In recent years, an endoscope which uses an optical fiber bundle to observe not only the stomach and large intestine but also the inside of blood vessels has been used in general medicine. This endoscope is the body
By directly observing internal organs that cannot be seen from the inside of the body cavity, it is possible to accurately and early diagnose diseases.

[Procedure 3]

[Document name to be amended] Statement

[Correction target item name] 0012

[Correction method] Change

[Correction content]

Further, the endoscope is provided with a hole called a channel, and a treatment tool such as a biopsy forceps or an electric scalpel can be inserted into the body from the outside of the body through the channel to diagnose a lesion portion which cannot be detected by image diagnosis. Used for medical treatment.

[Procedure amendment 4]

[Document name to be amended] Statement

[Name of item to be corrected] 0023

[Correction method] Change

[Correction content]

The probe 6 is internally provided with an irradiation fiber 7 for guiding the irradiation light as the inspection light and a light receiving fiber 8 for guiding the received inspection light along its axial direction. The irradiating fiber 7 is connected to the irradiating surface 7a as an inspection light emitting portion provided on the flat surface 6a of the probe 6, and the light receiving fiber 8 is connected to the flat surface 6a of the probe 6.
It is connected to the light receiving surface 8a as the inspection light receiving portion provided in the. The irradiation surface 7a and the light receiving surface 8a are separated from each other along the axial direction of the probe 6 , and this distance is equal to the distance between the light shielding portions 5b of the catheter 4.

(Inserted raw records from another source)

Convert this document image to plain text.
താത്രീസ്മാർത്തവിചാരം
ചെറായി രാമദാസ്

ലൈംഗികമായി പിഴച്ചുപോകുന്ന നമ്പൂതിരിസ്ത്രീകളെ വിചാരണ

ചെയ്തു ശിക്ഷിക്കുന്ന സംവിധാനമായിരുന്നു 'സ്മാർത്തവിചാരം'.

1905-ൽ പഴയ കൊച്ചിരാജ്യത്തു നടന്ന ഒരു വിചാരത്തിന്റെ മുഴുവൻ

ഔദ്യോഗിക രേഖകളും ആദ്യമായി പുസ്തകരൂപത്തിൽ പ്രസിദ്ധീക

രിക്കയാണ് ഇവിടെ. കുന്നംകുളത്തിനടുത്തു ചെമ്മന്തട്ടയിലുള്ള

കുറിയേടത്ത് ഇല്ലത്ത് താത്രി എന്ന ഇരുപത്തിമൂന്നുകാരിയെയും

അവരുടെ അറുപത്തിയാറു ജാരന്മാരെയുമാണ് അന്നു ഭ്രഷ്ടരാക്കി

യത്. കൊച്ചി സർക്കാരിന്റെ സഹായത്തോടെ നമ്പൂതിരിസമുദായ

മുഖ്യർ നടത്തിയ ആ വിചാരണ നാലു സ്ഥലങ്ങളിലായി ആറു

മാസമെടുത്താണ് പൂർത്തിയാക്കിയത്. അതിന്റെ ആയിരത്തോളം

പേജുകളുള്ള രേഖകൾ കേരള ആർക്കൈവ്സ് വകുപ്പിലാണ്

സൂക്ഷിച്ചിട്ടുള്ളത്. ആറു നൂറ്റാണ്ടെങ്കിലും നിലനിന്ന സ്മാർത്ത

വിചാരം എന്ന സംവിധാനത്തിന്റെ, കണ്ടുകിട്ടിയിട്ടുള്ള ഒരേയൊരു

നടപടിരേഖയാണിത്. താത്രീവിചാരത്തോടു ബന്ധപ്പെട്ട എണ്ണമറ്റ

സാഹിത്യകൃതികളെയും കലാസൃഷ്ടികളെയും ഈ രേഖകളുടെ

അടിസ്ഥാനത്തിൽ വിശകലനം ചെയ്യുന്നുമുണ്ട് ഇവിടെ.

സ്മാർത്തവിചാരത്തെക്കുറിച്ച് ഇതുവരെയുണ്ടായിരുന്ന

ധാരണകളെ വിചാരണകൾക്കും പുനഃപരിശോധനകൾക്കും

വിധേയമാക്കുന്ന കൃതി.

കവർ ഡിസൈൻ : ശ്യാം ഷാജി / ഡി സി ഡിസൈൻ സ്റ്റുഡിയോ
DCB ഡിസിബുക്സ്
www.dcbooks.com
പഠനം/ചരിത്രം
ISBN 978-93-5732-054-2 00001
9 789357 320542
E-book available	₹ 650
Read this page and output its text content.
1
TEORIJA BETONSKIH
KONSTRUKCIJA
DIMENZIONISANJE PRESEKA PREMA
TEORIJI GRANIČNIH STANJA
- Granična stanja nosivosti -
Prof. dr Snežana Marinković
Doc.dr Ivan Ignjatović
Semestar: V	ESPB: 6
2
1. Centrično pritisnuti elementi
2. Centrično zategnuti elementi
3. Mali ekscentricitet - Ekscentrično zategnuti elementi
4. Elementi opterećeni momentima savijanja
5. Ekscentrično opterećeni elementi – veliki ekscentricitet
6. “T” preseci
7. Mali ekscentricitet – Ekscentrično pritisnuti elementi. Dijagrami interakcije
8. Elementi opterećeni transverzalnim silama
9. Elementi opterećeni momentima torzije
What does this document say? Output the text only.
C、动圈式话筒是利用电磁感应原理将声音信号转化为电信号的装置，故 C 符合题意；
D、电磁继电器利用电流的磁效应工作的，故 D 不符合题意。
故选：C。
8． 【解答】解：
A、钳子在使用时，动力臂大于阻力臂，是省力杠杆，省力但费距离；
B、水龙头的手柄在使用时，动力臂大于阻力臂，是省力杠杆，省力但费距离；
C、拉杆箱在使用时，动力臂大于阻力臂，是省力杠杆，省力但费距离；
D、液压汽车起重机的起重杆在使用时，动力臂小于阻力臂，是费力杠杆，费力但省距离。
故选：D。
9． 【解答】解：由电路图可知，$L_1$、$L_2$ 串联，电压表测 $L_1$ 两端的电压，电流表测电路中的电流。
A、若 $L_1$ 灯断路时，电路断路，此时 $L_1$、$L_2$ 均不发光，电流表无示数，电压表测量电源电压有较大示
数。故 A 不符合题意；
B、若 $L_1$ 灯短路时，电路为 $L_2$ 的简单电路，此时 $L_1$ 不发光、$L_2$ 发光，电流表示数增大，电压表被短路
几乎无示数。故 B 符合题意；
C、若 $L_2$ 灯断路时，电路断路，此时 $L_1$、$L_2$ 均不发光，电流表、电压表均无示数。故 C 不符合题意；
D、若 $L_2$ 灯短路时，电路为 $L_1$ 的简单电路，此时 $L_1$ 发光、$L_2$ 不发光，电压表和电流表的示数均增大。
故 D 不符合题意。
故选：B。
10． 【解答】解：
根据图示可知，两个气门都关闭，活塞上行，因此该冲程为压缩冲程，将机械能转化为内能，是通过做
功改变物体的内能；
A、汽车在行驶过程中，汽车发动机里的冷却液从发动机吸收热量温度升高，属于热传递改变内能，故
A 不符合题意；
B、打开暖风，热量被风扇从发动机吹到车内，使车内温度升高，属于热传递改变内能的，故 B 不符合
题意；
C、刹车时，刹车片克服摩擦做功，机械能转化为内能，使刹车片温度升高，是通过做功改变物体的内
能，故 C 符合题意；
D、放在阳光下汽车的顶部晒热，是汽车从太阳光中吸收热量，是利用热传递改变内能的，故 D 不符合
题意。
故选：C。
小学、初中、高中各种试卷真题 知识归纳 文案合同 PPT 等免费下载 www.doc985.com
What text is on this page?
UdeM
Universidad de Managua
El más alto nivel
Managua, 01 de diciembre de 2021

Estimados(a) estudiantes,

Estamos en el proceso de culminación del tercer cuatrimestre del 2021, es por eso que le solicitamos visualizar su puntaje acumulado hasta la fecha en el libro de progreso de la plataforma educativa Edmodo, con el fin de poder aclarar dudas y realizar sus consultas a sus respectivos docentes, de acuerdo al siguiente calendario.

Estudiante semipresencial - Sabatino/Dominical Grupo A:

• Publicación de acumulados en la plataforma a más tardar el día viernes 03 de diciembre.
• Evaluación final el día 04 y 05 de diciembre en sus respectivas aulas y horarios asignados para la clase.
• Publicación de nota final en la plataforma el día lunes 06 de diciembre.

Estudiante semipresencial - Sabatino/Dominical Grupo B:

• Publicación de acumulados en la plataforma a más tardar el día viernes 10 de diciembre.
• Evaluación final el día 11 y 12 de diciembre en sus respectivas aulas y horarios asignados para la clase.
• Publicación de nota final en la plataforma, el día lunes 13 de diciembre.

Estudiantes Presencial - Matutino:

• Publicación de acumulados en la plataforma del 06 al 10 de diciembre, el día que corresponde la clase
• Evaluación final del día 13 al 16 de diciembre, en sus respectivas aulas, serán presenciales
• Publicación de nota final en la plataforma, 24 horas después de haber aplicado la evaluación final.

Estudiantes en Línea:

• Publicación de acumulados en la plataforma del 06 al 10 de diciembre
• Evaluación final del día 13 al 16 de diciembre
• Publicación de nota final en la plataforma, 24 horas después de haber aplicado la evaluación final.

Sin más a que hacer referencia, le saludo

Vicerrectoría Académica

Front Page Continuation (72) Inventor Yasuhiko Omagari 2-43-2 Hatagaya, Shibuya-ku, Tokyo Within Olympus Optical Co., Ltd. (72) Inventor Yoshio Tashiro 2-43-2 Hatagaya, Shibuya-ku, Tokyo Olympus Optics Kogyo Co., Ltd. (72) Inventor Issei Nakamura 2-43-2 Hatagaya, Shibuya-ku, Tokyo Olympus Optical Co., Ltd. (72) Koichi Umeyama 2-43-2 Hatagaya, Shibuya-ku, Tokyo Olympus Optical Industry Co., Ltd. (72) Inventor Yoshinao Daimei 2-43-2 Hatagaya, Shibuya-ku, Tokyo Olympus Optical Industry Co., Ltd. (72) Inventor Seiji Yamaguchi 2-43-2 Hatagaya, Shibuya-ku, Tokyo Olympus Inside Optical Industry Co., Ltd. (72) Inventor Shuichi Takayama 2-43-2 Hatagaya, Shibuya-ku, Tokyo Inside Olympus Optical Industry Co., Ltd.

Claims (1)

[Claims] 1. A metabolic information measuring device for measuring metabolic information of a tissue by detecting an inspection light transmitted through a living tissue, wherein a flexible guide member and an axial direction within the guide member are provided. A metabolic information measuring device comprising: a probe that is movably provided; and a test light emitting unit and an test light receiving unit that receives the test light and that is provided along the axial direction of the probe.